Claressa: That's actually interesting to me because I do actually refer to Quora sometimes to see what people are thinking on certain subjects - maybe baseball or football or things I don't know very well. It is a good starting point for me to do my research. So it's interesting that that inspired DoctorxDentist. And you're right - you can't go to Quora as your only resource for medical questions because you don't necessarily know if they are experts or not in that field. So that's where you step in.
Tristan: Exactly. They are not verified experts on Quora. I mean, they could even claim that they are something they are not. On DoctorxDentist, all doctors are verified; they have licenses in Singapore from the Singapore Medical Council.
Claressa: Ok, we're speaking to Tristan Hahner, co-founder at DxD: all about his platform, the trends and insights related to cyberchondria among Singaporeans. Now, this is very interesting to me. It sounds like it's an interesting portal. If somebody wants access to it, how do they get it?
Tristan: DoctorxDentist can be freely accessed by typing into Google doctorxdentist.com and you will have a live chat that you can use for free.
Claressa: Do you have to join? Is there a membership? Is there a subscription?
Tristan: Actually, you don't have to join. If you want to ask a question, you can just post it on the live chat and we will get a doctor to answer it.
Claressa: And there is no subscription?
Tristan: No, it's free and it is going to stay free forever.
Claressa: Well, how do you monetise it then?!
Tristan: Of course, this is always the question - How a platform like this can be sustainable. Actually, that is one of the challenges that we faced because we are not paying doctors to be on our platform. Of course, it gives us a hard time sometimes to make them understand how they can benefit from it. So we go to the doctors and we explain that they can amplify their time and make more use of it if they educate the public on our platform. And of course, it also benefits their own PR as they will be in the spotlight when they answer questions on our platform.

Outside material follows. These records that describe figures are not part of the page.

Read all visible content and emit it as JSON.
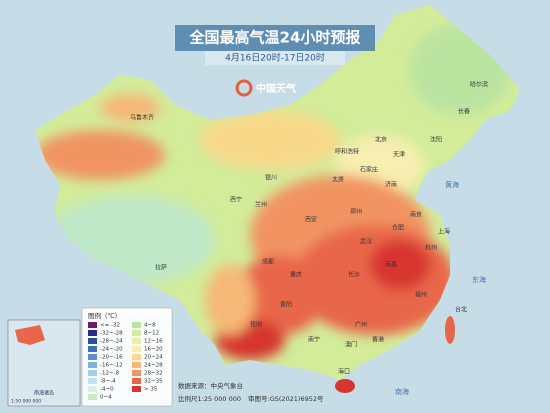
{
  "header": {
    "title": "全国最高气温24小时预报",
    "subtitle": "4月16日20时-17日20时",
    "logo": "中国天气"
  },
  "legend": {
    "title": "图例（℃）",
    "items": [
      {
        "label": "<= -32",
        "color": "#6d1a6e"
      },
      {
        "label": "-32~-28",
        "color": "#2a2a8a"
      },
      {
        "label": "-28~-24",
        "color": "#2c4f9c"
      },
      {
        "label": "-24~-20",
        "color": "#3c70b8"
      },
      {
        "label": "-20~-16",
        "color": "#5a90d0"
      },
      {
        "label": "-16~-12",
        "color": "#7eb0e0"
      },
      {
        "label": "-12~-8",
        "color": "#a2cdeb"
      },
      {
        "label": "-8~-4",
        "color": "#c2e2ee"
      },
      {
        "label": "-4~0",
        "color": "#d8efe8"
      },
      {
        "label": "0~4",
        "color": "#c8ecc0"
      },
      {
        "label": "4~8",
        "color": "#b9e4a0"
      },
      {
        "label": "8~12",
        "color": "#d2ec9a"
      },
      {
        "label": "12~16",
        "color": "#e6f2a2"
      },
      {
        "label": "16~20",
        "color": "#f7eeb0"
      },
      {
        "label": "20~24",
        "color": "#f8d98a"
      },
      {
        "label": "24~28",
        "color": "#f6b877"
      },
      {
        "label": "28~32",
        "color": "#f19462"
      },
      {
        "label": "32~35",
        "color": "#e8664a"
      },
      {
        "label": "> 35",
        "color": "#d7352e"
      }
    ]
  },
  "cities": [
    "乌鲁木齐",
    "拉萨",
    "西宁",
    "兰州",
    "银川",
    "呼和浩特",
    "北京",
    "天津",
    "石家庄",
    "太原",
    "济南",
    "郑州",
    "西安",
    "成都",
    "重庆",
    "贵阳",
    "昆明",
    "武汉",
    "长沙",
    "南昌",
    "合肥",
    "南京",
    "上海",
    "杭州",
    "福州",
    "台北",
    "广州",
    "南宁",
    "海口",
    "香港",
    "澳门",
    "沈阳",
    "长春",
    "哈尔滨"
  ],
  "seas": [
    "黄海",
    "东海",
    "南海"
  ],
  "inset": {
    "label": "南海诸岛",
    "scale": "1:50 000 000"
  },
  "footer": {
    "source": "数据来源：中央气象台",
    "scale": "比例尺1:25 000 000",
    "approval": "审图号:GS(2021)6952号"
  }
}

Claressa: I'm getting it. You don't have to join, there is no subscription and you can post a question and it might be answered by a doctor.
Tristan: It might be answered by a GP or a specialist in the respective fields. We don't send out the questions randomly to all our doctors because they are specialists. Some of them are specialists even on a certain procedure or on a certain treatment. For example, if you have a question about knee pain, there might be answers coming from sport medicine specialists, from orthopaedic surgeons - literally from many kinds of specialists. Even a GP might be able to answer that.
Claressa: So if you are interested in, and you have a question, and you want to find it, search "DoctorxDentist". Now let's talk about the challenges that you faced as you were developing DoctorxDentist. I'm sure that I can think of a few but I'd like to hear it from you.
Tristan: Honestly, -- I think I've tapped on one of the challenges already -- it's very hard to explain to doctors the many misconceptions when we onboard them. Many of them are from the older generations, they don't necessarily know all the new apps in healthcare nowadays and the challenges with untrustworthy online information. So this is giving us a hard time but we are confident that we're up for it.
Claressa: Alright. We wish you all the best with it. It sounds like something that I would actually look at as a resource as I'm searching and researching for Health Suites. Tristan Hahner, co-founder of DoctorxDentist, thank you so much for coming in and talking to us today on Health Suites on Money FM 89.3.